Couler is a system for unified Mechine Learning (ML) workflow optimization in cloud and the contributions are outlined below::

Simplicity and Extensibility: Couler provides a unified programming interface for workflow definition, ensuring independence from the workflow engine and compatibility with various workflow engines such as Argo Workflows, Airflow, and Tekton.
Automation: Couler integrates LLMs in unified programming code generation. By leveraging LLMs, Couler facilitates the generation of unified programming code using NL descriptions. Additionally, we automate hyperparameters tuning through the integration of Dataset Card and Model Card, enhancing the effectiveness of the autoML process.

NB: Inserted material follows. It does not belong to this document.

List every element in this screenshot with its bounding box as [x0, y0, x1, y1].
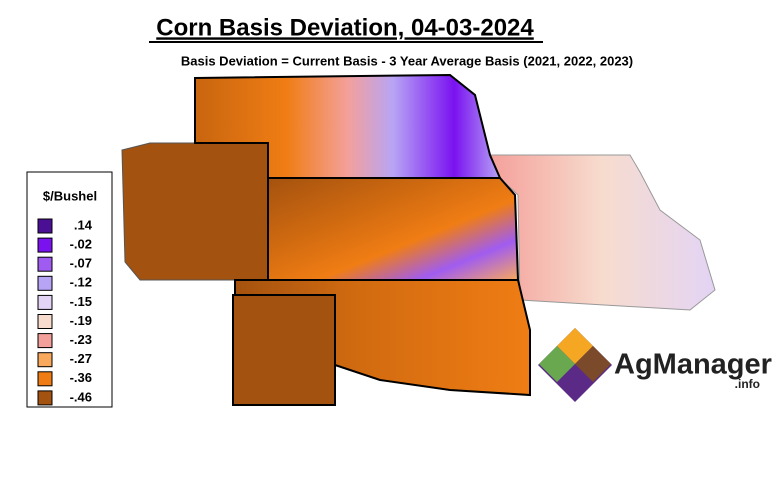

Efficiency: Couler introduces the Intermediate Representative (IR) to depict the workflow Directed Acyclic Graph (DAG), optimizing extensive workflow computations by dividing a large workflow into smaller ones for auto-parallelism optimization. Couler also implements dynamic caching of artifacts, which are the outputs of jobs in the workflow, to minimize redundant computations and ensure fault tolerance.
Open Source Community: The released open-source version of Couler has garnered adoption from multiple companies and end-users. For instance, over 3000 end users are utilizing Couler within Ant Group, and more than 20 companies have adopted Couler as their default workflow engine interface.